The behavior will change in pandas 3.0. This inplace method will never work because the intermediate object on which we are setting values always behaves as a copy.

For example, when doing 'df[col].method(value, inplace=True)', try using 'df.method({col: value}, inplace=True)' or df[col] = df[col].method(value) instead, to perform the operation inplace on the original object.


  df['sales'].fillna(0, inplace=True)
The behavior will change in pandas 3.0. This inplace method will never work because the intermediate object on which we are setting values always behaves as a copy.

For example, when doing 'df[col].method(value, inplace=True)', try using 'df.method({col: value}, inplace=True)' or df[col] = df[col].method(value) instead, to perform the operation inplace on the original object.

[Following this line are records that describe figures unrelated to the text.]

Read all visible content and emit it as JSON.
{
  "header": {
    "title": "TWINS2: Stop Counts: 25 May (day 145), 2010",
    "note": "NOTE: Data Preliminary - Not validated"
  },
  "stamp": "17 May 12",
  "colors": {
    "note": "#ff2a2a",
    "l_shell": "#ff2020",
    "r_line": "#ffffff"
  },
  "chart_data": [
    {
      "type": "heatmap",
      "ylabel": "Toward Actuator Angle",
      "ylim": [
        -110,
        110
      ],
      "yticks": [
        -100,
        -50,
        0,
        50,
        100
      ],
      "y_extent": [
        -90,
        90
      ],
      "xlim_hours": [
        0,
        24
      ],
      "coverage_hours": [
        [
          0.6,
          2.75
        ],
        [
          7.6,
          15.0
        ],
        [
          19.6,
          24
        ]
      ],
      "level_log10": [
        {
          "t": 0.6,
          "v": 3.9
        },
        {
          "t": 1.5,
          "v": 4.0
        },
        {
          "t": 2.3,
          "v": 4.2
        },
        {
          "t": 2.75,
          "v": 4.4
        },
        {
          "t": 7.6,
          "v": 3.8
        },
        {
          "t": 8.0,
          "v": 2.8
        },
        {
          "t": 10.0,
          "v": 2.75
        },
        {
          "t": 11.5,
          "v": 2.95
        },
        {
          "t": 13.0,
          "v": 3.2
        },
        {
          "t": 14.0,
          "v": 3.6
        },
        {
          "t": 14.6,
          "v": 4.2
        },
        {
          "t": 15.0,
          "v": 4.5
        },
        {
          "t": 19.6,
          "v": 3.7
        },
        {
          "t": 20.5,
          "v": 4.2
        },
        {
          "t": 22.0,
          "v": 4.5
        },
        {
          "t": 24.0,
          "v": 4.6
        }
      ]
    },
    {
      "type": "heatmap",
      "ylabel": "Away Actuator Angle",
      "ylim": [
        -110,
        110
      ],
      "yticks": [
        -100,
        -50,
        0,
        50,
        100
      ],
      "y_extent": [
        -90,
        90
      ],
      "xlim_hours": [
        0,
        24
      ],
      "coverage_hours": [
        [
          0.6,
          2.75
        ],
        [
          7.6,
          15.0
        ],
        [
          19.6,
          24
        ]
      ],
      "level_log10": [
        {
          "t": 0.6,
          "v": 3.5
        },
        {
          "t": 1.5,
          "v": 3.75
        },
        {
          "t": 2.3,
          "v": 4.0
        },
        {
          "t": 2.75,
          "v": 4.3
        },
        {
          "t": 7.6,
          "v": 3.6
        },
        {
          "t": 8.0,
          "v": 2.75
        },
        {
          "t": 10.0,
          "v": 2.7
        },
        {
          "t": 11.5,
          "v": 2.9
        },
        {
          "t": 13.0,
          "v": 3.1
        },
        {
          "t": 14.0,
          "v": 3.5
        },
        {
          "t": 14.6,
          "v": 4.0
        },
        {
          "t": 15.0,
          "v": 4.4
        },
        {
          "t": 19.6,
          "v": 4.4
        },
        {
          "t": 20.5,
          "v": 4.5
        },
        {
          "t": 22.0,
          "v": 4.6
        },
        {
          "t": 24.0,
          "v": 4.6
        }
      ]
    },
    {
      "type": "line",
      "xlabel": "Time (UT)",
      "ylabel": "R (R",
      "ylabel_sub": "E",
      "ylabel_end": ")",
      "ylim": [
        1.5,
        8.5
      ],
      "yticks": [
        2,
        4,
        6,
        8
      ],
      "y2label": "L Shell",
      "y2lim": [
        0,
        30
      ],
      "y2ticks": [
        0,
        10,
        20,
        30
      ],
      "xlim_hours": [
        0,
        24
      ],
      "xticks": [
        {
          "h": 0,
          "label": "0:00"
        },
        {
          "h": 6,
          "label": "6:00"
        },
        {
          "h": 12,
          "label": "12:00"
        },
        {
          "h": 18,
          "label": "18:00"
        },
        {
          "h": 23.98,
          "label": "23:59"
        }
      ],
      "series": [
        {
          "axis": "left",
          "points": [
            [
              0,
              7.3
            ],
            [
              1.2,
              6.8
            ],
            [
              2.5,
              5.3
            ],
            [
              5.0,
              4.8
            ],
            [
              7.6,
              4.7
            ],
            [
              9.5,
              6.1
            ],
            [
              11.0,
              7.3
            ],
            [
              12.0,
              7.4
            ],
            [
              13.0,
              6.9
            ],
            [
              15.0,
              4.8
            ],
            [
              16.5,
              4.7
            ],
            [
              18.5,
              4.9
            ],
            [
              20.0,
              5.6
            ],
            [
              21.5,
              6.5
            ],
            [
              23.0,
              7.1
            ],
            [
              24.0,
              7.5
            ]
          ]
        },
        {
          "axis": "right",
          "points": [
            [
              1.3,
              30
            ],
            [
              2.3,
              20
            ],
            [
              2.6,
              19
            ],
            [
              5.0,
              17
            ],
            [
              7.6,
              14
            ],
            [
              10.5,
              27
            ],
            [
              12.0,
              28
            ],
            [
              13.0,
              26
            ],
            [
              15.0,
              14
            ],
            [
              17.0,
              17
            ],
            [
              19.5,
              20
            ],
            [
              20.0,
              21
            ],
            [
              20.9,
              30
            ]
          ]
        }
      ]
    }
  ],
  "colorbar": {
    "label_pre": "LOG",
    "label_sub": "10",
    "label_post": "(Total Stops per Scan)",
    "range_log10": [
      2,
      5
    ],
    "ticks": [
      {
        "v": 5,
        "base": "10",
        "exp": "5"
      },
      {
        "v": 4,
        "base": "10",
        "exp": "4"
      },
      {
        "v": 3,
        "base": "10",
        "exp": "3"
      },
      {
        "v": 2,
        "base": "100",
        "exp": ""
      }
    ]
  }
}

  df['profit'].fillna(0, inplace=True)


In [9]:
# Calculate Pearson correlation and p-value
correlation, p_value = pearsonr(df['sales'], df['profit'])

In [10]:

# Output results
print("Pearson Correlation Coefficient:", correlation)
print("P-value:", p_value)

Pearson Correlation Coefficient: 0.8313678786581095
P-value: 2.955523839770789e-180


In [11]:

# Interpretation
alpha = 0.05  # significance level
if p_value < alpha:
    print("Reject the null hypothesis: Significant correlation.")
else:
    print("Fail to reject the null hypothesis: No significant correlation.")

Reject the null hypothesis: Significant correlation.